Why Do We Use Terms Like ‘Over a Barrell’ or ‘Hogwash’?

At some time or another, we’ve probably all used terms like “over a barrell” or “the buck stops here.” But do we ever stop to think where these phrases originated.

Herald correspondent Carol Boeddeker-Genet sought out the meaning behind a few of these. Bet you can think of more.

Here are those submitted by Carol.

A SHOT OF WHISKEY

In the old west a .45 cartridge for a six-gun cost 12 cents, so did aglass of whiskey. If a cowhand was low on cash he would often give the bartender a cartridge in exchange for a drink. This became known as a “shot” of whiskey.

THE WHOLE NINE YARDS

American fighter planes in WW2 had machine guns that were fed by a belt of cartridges. The average plane held belts that were 27 feet (9 yards) long. If the pilot used up all his ammo he was said to have given it the whole nine yards.

BUYING THE FARM

This is synonymous with dying. During WW1 soldiers were given life insurance policies worth $5,000. This was about the price of an average farm so if you died you “bought the farm” for your survivors.

IRON CLAD CONTRACT

This came about from the ironclad ships of the Civil War. It meant something so strong it could not be broken.
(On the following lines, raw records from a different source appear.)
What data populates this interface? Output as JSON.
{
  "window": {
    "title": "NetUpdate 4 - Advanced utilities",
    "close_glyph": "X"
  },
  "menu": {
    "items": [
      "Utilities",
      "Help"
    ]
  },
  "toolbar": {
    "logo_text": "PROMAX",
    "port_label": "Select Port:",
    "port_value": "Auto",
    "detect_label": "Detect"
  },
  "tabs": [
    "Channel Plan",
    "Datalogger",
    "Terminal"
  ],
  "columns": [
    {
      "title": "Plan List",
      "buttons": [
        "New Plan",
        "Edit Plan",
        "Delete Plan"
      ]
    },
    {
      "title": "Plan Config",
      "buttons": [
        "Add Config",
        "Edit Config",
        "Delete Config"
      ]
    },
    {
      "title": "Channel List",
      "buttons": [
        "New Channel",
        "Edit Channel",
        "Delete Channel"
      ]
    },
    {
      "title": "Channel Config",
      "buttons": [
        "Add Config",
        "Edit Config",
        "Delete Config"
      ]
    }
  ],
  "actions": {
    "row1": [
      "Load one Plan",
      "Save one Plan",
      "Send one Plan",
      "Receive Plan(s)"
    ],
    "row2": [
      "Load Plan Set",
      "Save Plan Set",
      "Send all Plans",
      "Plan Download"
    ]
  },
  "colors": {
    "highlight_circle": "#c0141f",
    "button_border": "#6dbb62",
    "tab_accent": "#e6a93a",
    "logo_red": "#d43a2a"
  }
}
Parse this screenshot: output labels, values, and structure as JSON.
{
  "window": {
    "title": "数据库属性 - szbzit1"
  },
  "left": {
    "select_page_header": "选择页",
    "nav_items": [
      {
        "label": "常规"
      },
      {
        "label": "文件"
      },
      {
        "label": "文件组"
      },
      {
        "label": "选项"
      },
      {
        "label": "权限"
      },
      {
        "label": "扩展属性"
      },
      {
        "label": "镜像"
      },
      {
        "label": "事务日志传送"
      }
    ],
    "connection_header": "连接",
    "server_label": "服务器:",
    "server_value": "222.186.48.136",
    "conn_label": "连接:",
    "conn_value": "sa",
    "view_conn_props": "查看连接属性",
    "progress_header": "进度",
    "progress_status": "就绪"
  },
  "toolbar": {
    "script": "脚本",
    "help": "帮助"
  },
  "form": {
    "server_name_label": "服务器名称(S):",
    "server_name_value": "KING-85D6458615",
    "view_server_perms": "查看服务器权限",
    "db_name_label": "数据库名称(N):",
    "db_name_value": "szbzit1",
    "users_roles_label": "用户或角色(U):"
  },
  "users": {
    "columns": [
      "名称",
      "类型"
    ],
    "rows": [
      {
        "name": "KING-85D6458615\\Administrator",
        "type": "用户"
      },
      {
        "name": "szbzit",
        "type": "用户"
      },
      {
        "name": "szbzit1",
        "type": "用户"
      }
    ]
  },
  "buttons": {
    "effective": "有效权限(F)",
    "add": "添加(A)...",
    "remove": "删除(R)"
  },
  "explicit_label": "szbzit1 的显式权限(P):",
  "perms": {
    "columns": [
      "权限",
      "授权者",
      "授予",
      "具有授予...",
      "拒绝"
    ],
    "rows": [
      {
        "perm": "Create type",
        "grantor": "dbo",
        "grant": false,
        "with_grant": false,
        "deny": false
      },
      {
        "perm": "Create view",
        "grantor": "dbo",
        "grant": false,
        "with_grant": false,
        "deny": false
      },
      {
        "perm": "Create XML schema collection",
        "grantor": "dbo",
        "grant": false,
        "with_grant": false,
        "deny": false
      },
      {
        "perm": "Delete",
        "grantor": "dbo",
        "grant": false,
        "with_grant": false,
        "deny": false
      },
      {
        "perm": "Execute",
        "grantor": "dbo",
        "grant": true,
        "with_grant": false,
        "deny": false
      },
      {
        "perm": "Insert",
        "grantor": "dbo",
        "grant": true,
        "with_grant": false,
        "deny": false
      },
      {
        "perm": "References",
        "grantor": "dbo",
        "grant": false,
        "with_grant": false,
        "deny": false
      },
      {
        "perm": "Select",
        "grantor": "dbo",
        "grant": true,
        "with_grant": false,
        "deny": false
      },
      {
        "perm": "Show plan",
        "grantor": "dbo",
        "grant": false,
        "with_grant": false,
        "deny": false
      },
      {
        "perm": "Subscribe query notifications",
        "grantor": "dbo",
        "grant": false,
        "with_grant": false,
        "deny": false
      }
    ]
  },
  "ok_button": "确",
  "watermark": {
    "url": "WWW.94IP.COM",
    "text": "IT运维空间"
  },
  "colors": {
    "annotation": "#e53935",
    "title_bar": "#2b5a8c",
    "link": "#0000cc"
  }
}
PASSING THE BUCK/THE BUCK STOPS HERE

Most men in the early west carried a jack knife made by the Buckknife company. When playing poker it as common to place one of these Buck knives in front of the dealer so that everyone knew who he was. When it was time for a new dealer the deck of cards and the knife were given to the new dealer. If this person didn’t want to deal he would “pass the buck” to the next player. If that player accepted then “the buck stopped there.”

RIFF RAFF

The Mississippi River was the main way of traveling from north to south. Riverboats carried passengers and freight but they were expensive so most people used rafts. Everything had the right of way over rafts which were considered cheap. The steering oar on the rafts was called a “riff” and this transposed into riff-raff, meaning low class.

COBWEB

The Old English word for “spider” was “cob.”

SHIP STATE ROOMS

Traveling by steamboat was considered the height of comfort. Passenger cabins on the boats were not numbered. Instead they were named after states. To this day cabins on ships are called staterooms.

SLEEP TIGHT

Early beds were made with a wooden frame. Ropes were tied across the frame in a criss-cross pattern. A straw mattress was then put on top of the ropes. Over time the ropes stretched, causing the bed to sag. The owner would then tighten the ropes to get a better night’s sleep.

SHOWBOAT

These were floating theaters built on a barge that was pushed by a steamboat. These played small town along the Mississippi River. Unlike the boat shown in the movie “Showboat” these did not have an engine. They were gaudy and attention grabbing which is why we say someone who is being the life of the party is “showboating.”

OVER A BARREL

In the days before CPR a drowning victim would be placed face down over a barrel and the barrel would be rolled back and forth in an effort to empty the lungs of water. It was rarely effective. If you are over a barrel you are in deep trouble.

BARGE IN

Heavy freight was moved along the Mississippi in large barges pushed by steamboats. These were hard to control and would sometimes swing into piers or other boats. People would say they “barged in.”

HOGWASH

Steamboats carried both people and animals. Since pigs smelled so bad they would be washed before being put on board. The mud and other filth that was washed off were considered useless “hog wash.”

CURFEW

The word “curfew” comes from the French phrase “couvre-feu”, which means “cover the fire”. It was used to describe the time of blowing out all lamps and candles. It was later adopted into Middle English as “curfeu”, which later became the modern “curfew”. In the early American colonies homes had no real fireplaces so a fire was built in the center of the room. In order to make sure a fire did not get out of control during the night it was required that, by an agreed upon time, all fires would be covered with a clay pot called-a “curfew.”

BARRELS OF OIL

When the first oil wells were drilled they had made no provision for storing the liquid so they used water barrels. That is why, to this day, we speak of barrels of oil rather than gallons.

HOT OFF THE PRESS

As the paper goes through the rotary printing press friction causes it to heat up. Therefore, if you grab the paper right off the press it is hot. The expression means to get immediate information.

FALLEN OFF THE WAGON

The “wagon” in this American expression refers to the water wagons used to sprinkle water on the streets to keep the dust down. During the times of Prohibition in the 19th century, men often climbed onto these wagons and took an oath they would give up alcohol and drink only water. This gave rise to the expression “to be on the water cart/wagon”; it was later shortened to “on the wagon”.   When these individuals broke their pledge and started hitting the bottle again, they were said to have “fallen off the wagon.”